I have a really deep sense that I will continue to grow into that practice. And the work that I do going forward will very much incorporate embodied movement and embodied community building.

And it was all because of a conversation I had at CS, and the ability to teach classes and explore what it meant for me to be with people in dance spaces—and to teach people in dance spaces.

And it’s still a blessing in my life, ten times over.
So - very grateful for that moment.

Being with change

by Ella Sloss - July 5, 2025

As I began my journey to Copenhagen, I felt untethered. It had only been a month since the Contemplative Semester ended, and I was leaving behind the intentional container that had held me so fully. Now, I was surrounded by unfamiliar faces, in a city speaking a language I didn’t understand. The study abroad program offered a few tools—but then we were on our own. I felt more independent than I ever had, and simultaneously, more unsure. I worried I would never find something like CS again. I kept asking myself: How would I hold the memories and wisdom from that time while stepping into such a different space?

And then I remembered the teachings on ease and compassion—on offering ourselves gentleness in hard moments. Maybe I didn’t need to grip tightly to every insight from CS. Maybe I could let the memories return in their own time, softly and gently.

I remembered how much I loved journaling during CS—the day my friends and I spread a picnic blanket, wrote letters home, and journaled. So, I made time abroad to journal again, using it as a mindfulness practice to stay present. The worries didn’t always disappear, but I was able to greet them with more intention and kindness.

Zac’s lesson on “sit spots” came back to me too—how choosing a place in nature could open us to the interdependence of all things, and the deep ways we are connected to the earth. In Copenhagen, I found my way to Frederiksberg Gardens and chose a tree that became a quiet source of support. Even halfway across the world, the teachings from CS continued to meet me.

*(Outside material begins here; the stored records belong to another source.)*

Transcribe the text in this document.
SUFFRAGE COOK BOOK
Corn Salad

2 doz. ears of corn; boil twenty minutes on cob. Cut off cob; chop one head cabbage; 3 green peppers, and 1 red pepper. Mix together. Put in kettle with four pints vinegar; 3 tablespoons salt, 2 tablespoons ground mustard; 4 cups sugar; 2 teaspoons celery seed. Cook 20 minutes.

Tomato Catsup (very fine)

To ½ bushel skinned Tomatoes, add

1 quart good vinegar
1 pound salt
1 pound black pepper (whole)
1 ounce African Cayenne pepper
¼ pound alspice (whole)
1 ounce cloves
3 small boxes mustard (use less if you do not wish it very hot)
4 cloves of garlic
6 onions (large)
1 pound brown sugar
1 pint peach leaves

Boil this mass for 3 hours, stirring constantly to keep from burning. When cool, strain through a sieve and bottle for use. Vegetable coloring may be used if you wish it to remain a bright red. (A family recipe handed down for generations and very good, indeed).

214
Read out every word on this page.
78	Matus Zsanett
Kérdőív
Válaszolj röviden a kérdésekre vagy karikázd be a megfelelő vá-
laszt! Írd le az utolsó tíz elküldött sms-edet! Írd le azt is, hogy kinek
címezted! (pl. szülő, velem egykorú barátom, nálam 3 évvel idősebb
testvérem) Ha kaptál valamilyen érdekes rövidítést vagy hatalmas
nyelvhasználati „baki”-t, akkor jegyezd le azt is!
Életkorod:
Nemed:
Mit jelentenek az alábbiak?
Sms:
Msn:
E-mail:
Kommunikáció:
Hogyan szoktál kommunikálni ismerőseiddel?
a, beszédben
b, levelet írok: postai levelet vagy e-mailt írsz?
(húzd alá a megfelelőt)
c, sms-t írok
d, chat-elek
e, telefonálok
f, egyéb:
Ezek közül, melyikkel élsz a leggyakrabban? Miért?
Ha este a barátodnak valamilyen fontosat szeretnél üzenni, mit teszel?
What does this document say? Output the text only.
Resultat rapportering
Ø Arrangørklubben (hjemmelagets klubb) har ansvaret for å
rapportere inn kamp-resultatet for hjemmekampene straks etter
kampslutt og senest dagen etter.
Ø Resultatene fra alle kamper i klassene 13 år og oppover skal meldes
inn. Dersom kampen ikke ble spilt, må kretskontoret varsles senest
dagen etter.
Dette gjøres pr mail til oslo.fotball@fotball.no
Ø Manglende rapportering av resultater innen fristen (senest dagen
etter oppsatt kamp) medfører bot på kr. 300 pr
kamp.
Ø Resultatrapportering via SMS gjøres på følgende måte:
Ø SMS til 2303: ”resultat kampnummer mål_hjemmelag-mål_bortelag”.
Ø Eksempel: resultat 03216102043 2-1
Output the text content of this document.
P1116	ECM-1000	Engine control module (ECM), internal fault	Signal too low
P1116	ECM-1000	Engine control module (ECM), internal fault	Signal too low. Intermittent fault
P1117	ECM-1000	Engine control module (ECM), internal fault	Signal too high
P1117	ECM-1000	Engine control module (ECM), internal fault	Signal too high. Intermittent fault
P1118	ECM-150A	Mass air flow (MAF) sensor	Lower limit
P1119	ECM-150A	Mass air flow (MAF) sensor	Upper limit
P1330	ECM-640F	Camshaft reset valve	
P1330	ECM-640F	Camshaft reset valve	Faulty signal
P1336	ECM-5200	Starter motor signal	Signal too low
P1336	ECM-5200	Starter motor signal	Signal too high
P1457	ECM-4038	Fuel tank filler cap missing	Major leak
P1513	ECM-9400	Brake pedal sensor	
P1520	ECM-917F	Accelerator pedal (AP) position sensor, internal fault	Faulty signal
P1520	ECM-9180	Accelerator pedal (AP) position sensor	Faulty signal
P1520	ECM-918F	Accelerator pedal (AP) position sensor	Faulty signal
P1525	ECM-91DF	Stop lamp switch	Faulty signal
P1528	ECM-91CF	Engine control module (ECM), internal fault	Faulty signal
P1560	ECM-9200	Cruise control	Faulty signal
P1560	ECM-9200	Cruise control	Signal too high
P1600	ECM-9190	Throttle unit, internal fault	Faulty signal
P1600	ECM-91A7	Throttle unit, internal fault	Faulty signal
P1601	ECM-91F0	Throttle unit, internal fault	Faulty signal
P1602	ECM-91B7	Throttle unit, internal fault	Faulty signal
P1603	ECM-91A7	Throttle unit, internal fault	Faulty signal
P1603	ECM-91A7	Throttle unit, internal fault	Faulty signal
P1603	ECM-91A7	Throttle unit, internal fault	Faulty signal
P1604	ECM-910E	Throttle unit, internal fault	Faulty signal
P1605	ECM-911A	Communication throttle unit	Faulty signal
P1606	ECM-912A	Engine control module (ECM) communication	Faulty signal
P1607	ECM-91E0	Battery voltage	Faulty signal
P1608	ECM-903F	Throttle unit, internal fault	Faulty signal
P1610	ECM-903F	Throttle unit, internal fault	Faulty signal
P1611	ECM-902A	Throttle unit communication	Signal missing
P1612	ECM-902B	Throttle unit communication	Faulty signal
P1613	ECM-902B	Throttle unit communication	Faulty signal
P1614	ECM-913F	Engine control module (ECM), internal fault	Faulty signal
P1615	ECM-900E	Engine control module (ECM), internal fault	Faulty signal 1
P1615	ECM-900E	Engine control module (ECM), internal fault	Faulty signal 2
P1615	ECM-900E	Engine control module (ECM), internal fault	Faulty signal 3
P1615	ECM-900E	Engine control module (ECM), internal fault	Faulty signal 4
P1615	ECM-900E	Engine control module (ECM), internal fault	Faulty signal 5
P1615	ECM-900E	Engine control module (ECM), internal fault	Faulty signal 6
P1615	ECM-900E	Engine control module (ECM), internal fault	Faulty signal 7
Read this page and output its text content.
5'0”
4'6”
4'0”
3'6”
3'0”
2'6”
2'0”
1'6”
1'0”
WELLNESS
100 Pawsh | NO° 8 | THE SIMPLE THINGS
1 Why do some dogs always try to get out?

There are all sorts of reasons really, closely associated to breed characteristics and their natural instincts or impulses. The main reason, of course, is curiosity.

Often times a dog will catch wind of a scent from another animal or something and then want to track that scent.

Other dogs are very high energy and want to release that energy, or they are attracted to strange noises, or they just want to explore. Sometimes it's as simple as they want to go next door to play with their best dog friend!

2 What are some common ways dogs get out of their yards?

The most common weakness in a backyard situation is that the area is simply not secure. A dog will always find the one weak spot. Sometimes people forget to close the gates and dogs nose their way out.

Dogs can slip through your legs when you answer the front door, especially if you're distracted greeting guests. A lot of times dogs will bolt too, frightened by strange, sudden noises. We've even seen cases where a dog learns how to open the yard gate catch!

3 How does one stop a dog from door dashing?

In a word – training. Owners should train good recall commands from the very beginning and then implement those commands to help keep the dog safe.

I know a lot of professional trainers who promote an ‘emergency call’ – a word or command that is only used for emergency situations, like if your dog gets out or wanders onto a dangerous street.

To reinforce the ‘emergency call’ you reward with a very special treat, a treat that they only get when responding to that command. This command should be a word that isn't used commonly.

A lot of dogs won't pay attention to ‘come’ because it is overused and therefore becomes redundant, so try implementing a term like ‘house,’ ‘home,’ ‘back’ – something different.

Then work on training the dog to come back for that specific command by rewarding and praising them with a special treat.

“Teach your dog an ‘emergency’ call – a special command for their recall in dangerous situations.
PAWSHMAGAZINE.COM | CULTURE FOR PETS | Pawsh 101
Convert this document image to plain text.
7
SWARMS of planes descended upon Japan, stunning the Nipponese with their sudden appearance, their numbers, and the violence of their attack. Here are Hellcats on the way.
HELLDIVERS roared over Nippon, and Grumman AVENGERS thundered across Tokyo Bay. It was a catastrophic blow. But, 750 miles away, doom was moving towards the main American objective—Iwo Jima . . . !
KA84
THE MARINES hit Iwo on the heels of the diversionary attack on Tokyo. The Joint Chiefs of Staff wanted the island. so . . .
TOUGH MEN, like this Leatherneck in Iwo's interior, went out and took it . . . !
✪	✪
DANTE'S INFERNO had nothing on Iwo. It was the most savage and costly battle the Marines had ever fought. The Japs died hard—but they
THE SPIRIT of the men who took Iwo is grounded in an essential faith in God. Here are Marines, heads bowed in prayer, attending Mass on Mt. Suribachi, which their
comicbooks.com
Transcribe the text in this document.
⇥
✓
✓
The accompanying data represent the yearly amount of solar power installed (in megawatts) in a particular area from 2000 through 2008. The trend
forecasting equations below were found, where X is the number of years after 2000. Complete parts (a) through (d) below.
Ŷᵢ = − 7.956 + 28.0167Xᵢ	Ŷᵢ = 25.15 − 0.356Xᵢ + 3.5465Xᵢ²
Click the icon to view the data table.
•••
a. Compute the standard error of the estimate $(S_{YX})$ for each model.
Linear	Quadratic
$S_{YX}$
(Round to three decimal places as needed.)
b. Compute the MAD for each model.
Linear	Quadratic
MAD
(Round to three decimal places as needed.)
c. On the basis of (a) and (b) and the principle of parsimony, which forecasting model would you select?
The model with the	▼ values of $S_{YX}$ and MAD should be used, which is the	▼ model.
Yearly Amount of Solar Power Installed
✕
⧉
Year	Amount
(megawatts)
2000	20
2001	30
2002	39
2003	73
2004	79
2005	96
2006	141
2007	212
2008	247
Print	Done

A smiling woman with glasses stands in a tree trunk in a green forest on a sunny day.

Ella connecting to her “quiet source of support.”

Cooking also became a grounding practice. My friends and I tested endless vegetarian bean recipes, picked up delicious pastries, and gathered weekly to cook together. In a way, it felt like our own kind of sangha, or Buddhist practice group—letting go of our phones (except for a recipe), making space for being present with each other, and truly connecting.

Through new countries, new friendships, and the internal work of adapting to an unfamiliar environment, I kept remembering a core CS teaching: what’s happening right now is just as it is meant to be. I practiced letting go of the “should’ves” and the urge to fix or change the moment. I let myself hold both awe and joy, fear and anxiety—and meet it all with compassion.

I wondered: what if this semester abroad didn’t need to be perfect? What if its gift was teaching me how to be with change, in all its complexity?

As I softened and returned home to myself, the practices of CS returned, in a more embodied way. In the beginning, I tried to cling to the experience of CS. Now I’ve learned that these practices are still with me, through all that I do, and to let them come back to me gently.